本人と対話しながらネットやゲームと上手くつきあうスキルを身につけていけるような手助けが必要です。その上で好きなこと、できることを増やし、社会と繋がれる場所を見つけ、自分が主人公の人生を送れるように応援することが必要です。

ネットやゲームは楽しいけれどもっと楽しいこともあるかもよ。

それではネットやゲームだけにはまってしまう子ども若者はどのような状態なのでしょうか。まず本気でeスポーツやプログラミングのプロを目指しているというような子は囲碁や将棋、プロスポーツと同じで心配いりません。メンタル、フィジカルともに過酷な道ではありますが全力で応援してあげてください。

しかしいじめや進路への不安などがあり、学校や家に居場所を見つけられず、リテラシーを持たない一部の子どもたちがネットやゲームだけが居場所になっている場合は助けが必要です。
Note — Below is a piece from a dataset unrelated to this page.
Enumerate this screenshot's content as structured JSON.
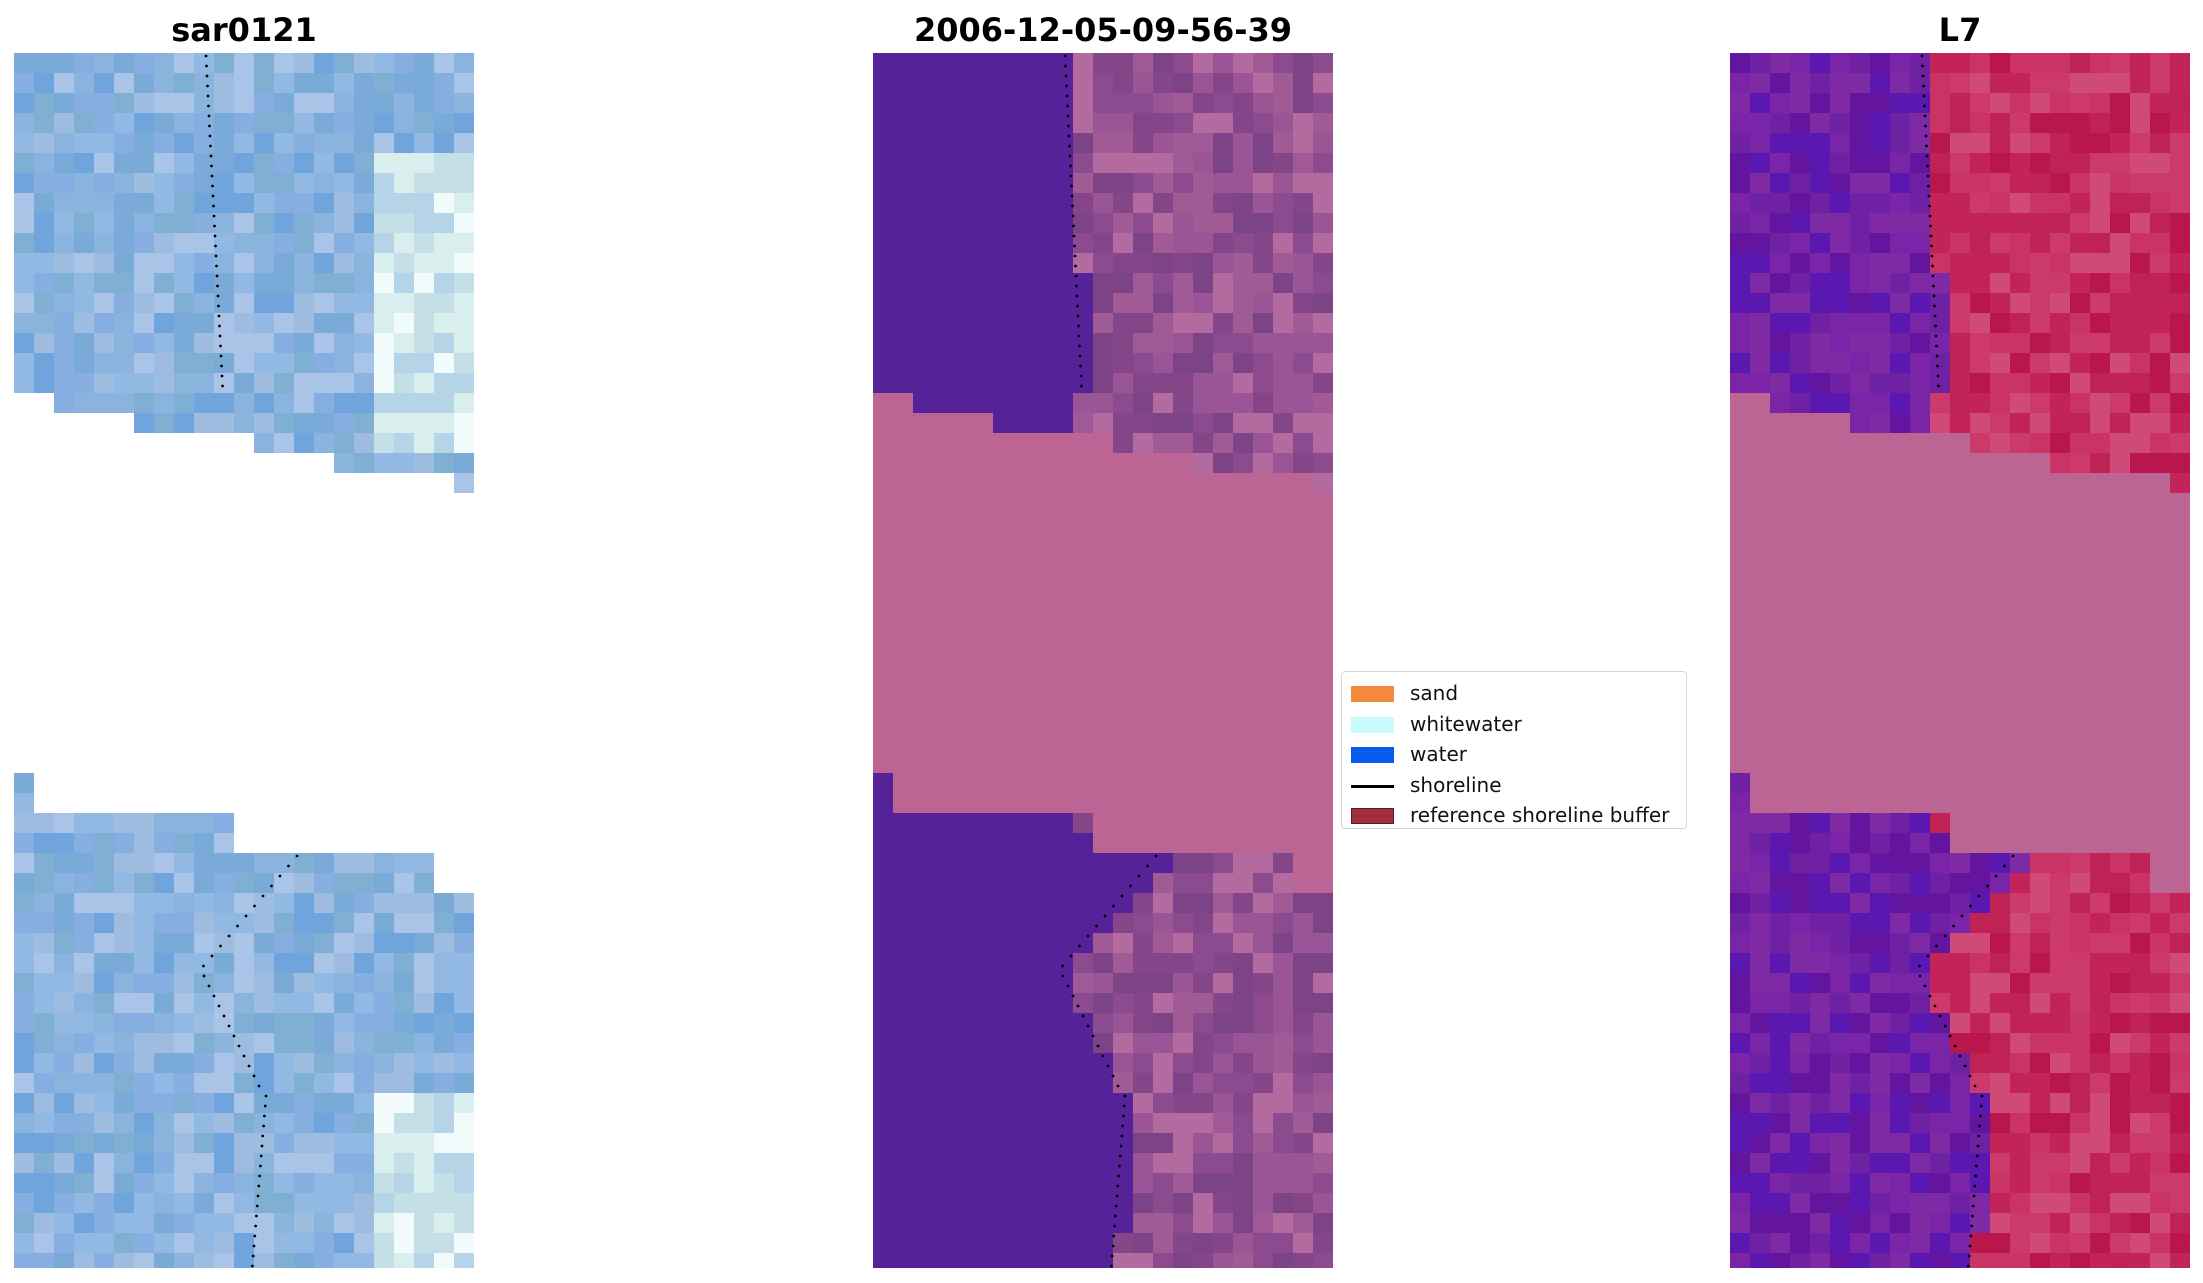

特に不登校やひきこもりなどの場合、時間はあるけれど、お金や実際に出かけるスキルもなく、比較的自由に動ける唯一の場所だったりします。ハマるように作り込まれたゲームは苦しい現実を忘れさせてくれ、寂しい気持ちを紛らわせてくれますし、最近のゲームはアップデートも頻回で終わることがなくなかなか飽きません。オンラインゲームやSNSやMMORPG(多人数がオンラインで参加するロールプレイングゲーム)などはその先に仲間がいて居場所があったりもします。

大人は、まず子ども若者が、どのようなことに悩み、やっと見つけたネットやゲームの世界でどのような活動をしているか興味をもち、その語りを聞いているでしょうか?そこで何が行われているか知っているでしょうか?

彼らにとってやっとみつけた大切な居場所をただ無理やり奪おうという試みはたいていうまく行かないでしょう。それに変わる現実や未来、大人が楽しく生きている姿を見せる必要があります。VRが発展したとはいえ、ネットやゲームだけでは提供しきれていないものは五感をつかった感情を揺さぶる様々なリアルな体験でしょう。それには手間も時間もかかります。

オンラインをつかって、いろんな立場からの対話を

先日、オンラインでこのテーマに関して対話会を開催しました。全国から参加者があり、オープンでフラットな、あらかじめ結論を想定したり何かを悪者にしたりということがない場で教育関係者、医師、親の立場、若者の立場などさまざまな声があふれるダイアローグがなされました。

医療や支援者から見えること、子どもがネットゲームの世界だけにはまってしまった親の不安や心配、ゲームが大事な居場所だという若者の声、巡礼や異文化への旅など自分の最もやらなさそうなことをして新しい自分を知った体験などさまざまな語りがあり、それぞれに知らなかった、見えなかった世界を知ることができ学びがありました。

こういった語りの場が増えていくことが大事だと思いました。私の人生というゲームの目的は社会における立場を超えた対話の総量を増やすことだと考えて日々活動しています。ぜひ、みなさんと様々な場で立場を超えた対話ができればと思います。